Uma disputa em que todos saem perdedores

A dimensão gigantesca do contencioso no Brasil é consequência direta de uma legislação que provoca constantes divergências de interpretação entre o Fisco e os contribuintes, culpa do nosso sistema tributário torto, cheio de remendos.

O contencioso é um peso enorme tanto para a administração tributária, que precisa mobilizar grande parte de sua estrutura, quanto para as empresas, que são obrigadas a ter departamentos jurídicos robustos para fazer esse enfrentamento.

Eu gostaria muito de usar a palavra “diálogo”, mas, infelizmente, o que ocorre é mesmo um enfrentamento. Criar instâncias que viabilizem o diálogo é uma parte fundamental para lidar com o contencioso e com a questão tributária no Brasil como um todo.

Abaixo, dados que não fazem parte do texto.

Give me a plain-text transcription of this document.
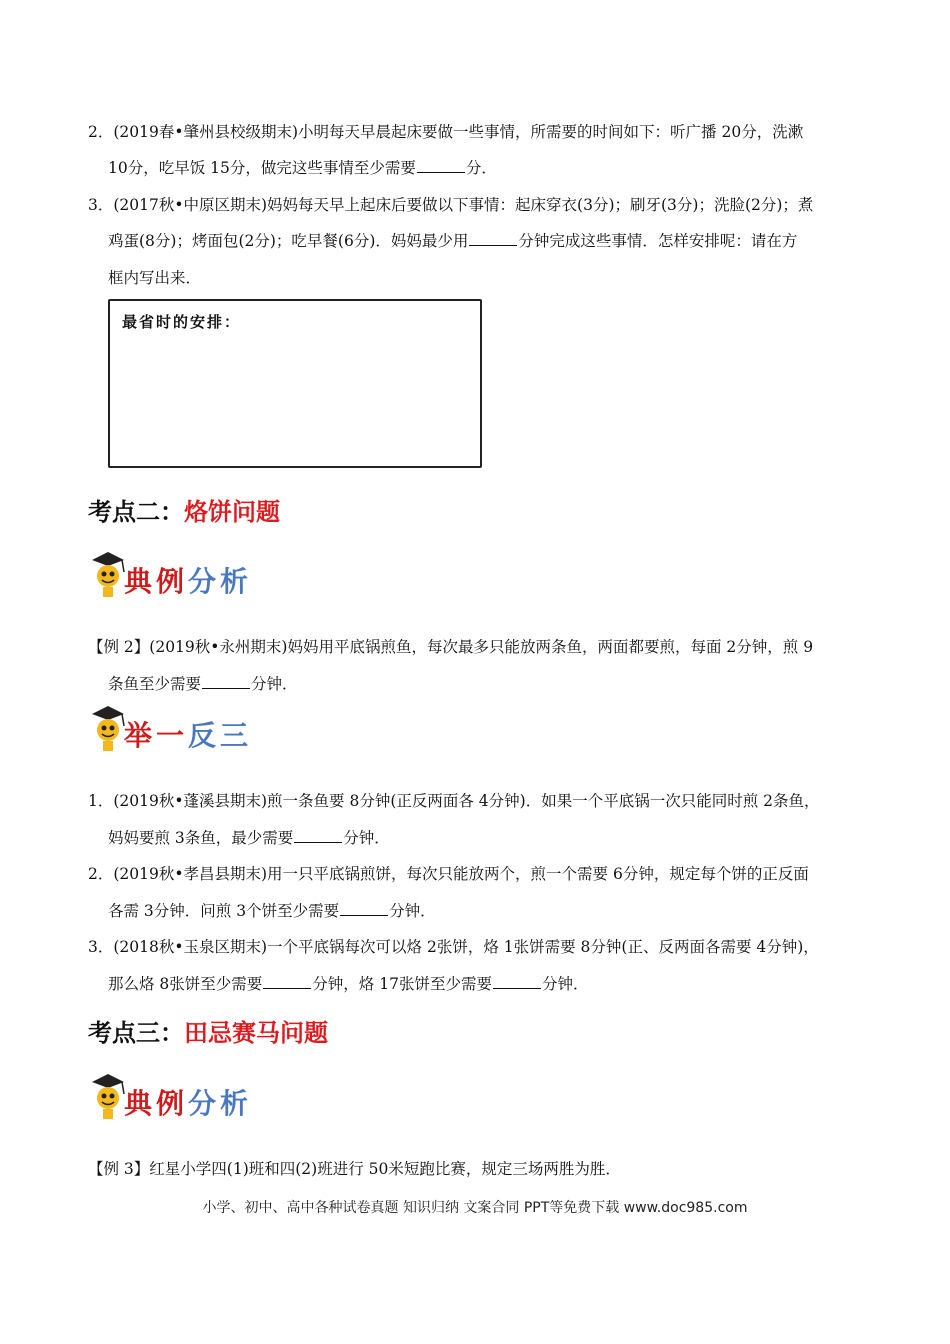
2．(2019春•肇州县校级期末)小明每天早晨起床要做一些事情，所需要的时间如下：听广播 20分，洗漱
10分，吃早饭 15分，做完这些事情至少需要	分．
3．(2017秋•中原区期末)妈妈每天早上起床后要做以下事情：起床穿衣(3分)；刷牙(3分)；洗脸(2分)；煮
鸡蛋(8分)；烤面包(2分)；吃早餐(6分)．妈妈最少用	分钟完成这些事情．怎样安排呢：请在方
框内写出来．
最省时的安排：
考点二：烙饼问题
典例分析
【例 2】(2019秋•永州期末)妈妈用平底锅煎鱼，每次最多只能放两条鱼，两面都要煎，每面 2分钟，煎 9
条鱼至少需要	分钟．
举一反三
1．(2019秋•蓬溪县期末)煎一条鱼要 8分钟(正反两面各 4分钟)．如果一个平底锅一次只能同时煎 2条鱼，
妈妈要煎 3条鱼，最少需要	分钟．
2．(2019秋•孝昌县期末)用一只平底锅煎饼，每次只能放两个，煎一个需要 6分钟，规定每个饼的正反面
各需 3分钟．问煎 3个饼至少需要	分钟．
3．(2018秋•玉泉区期末)一个平底锅每次可以烙 2张饼，烙 1张饼需要 8分钟(正、反两面各需要 4分钟)，
那么烙 8张饼至少需要	分钟，烙 17张饼至少需要	分钟．
考点三：田忌赛马问题
典例分析
【例 3】红星小学四(1)班和四(2)班进行 50米短跑比赛，规定三场两胜为胜．
小学、初中、高中各种试卷真题 知识归纳 文案合同 PPT等免费下载 www.doc985.com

Continua chovendo na cabeceira do rio

Ao longo do tempo, diversos gestores públicos, de vários níveis, olharam para a questão do contencioso com o propósito de amenizar esse problema. A estratégia mais comum nesse sentido foi tentar acelerar a máquina para tornar o sistema mais eficiente e reduzir o tempo de tramitação dos processos.

Quando estive no governo, o Ministério da Fazenda fez um esforço muito grande e bem-sucedido de informatização dos processos. Antes disso os processos ainda iam para o julgador em malotes físicos.

Esse esforço foi importante para agilizar o fluxo, mas esteve longe de resolver o contencioso, pois o problema está na origem. Ao longo das últimas décadas, sempre tivemos muito mais processos entrando do que havia a capacidade de resolvê-los. E não adianta canalizar um rio se continua chovendo muito na cabeceira. Em algum lugar a água vai estourar.

Só quando estivermos gerando menos processos, além de resolvê-los com mais agilidade, conseguiremos reduzir gradualmente o volume do contencioso.

Há muitos pontos de vista para conciliar

O Centro de Cidadania Fiscal (CCiF) está completando cinco anos de atividade, com o propósito de promover o diálogo para aprimorar o sistema tributário brasileiro e o modelo de gestão fiscal no país.

Nossa proposta de trabalho é debater muito com os diversos setores da sociedade e construir propostas coletivamente. Essa é uma conversa que precisa ser ampla. Não serão três ou quatro cabeças que vão se sentar e achar as melhores fórmulas. Há inúmeros detalhes envolvidos, interesses diversos, pontos de vista diferentes, e tudo isso precisa ser conciliado.

Certamente é preciso mudar as leis, mas também a forma de pensar. O auto de infração é um instrumento que o Estado utiliza já para definir o crédito, sem diálogo, forçando a empresa a se mobilizar na defesa. Há um olhar de muita desconfiança sobre as ações dos contribuintes. Parte-se do princípio de que as empresas querem enganar o Fisco, e na maioria das vezes não é isso, são apenas diferenças de interpretação.

As empresas precisam de previsibilidade

Estudos demonstraram que empresas de grande porte do Brasil chegam a ter um valor de contencioso maior que o próprio Patrimônio Líquido. É uma situação muito difícil de explicar para investidores estrangeiros.

É compreensível que, diante de uma legislação confusa, as empresas tentem reduzir o peso da carga tributária. Elas fazem isso apresentando novas teses. Essas questões são contestadas pela administração tributária e muitas vezes vão parar no Supremo.

Posso garantir que as empresas, em sua maioria, adorariam viver num cenário de segurança tributária, em que, mesmo pagando um pouco mais do que pagam hoje, teriam certeza do que devem pagar, sem riscos de contestações e sobressaltos. Isso lhes permitiria que se planejassem, definissem seus preços com mais precisão e pudessem abrir mão de boa parte da estrutura jurídica onerosa que são obrigadas a ter hoje.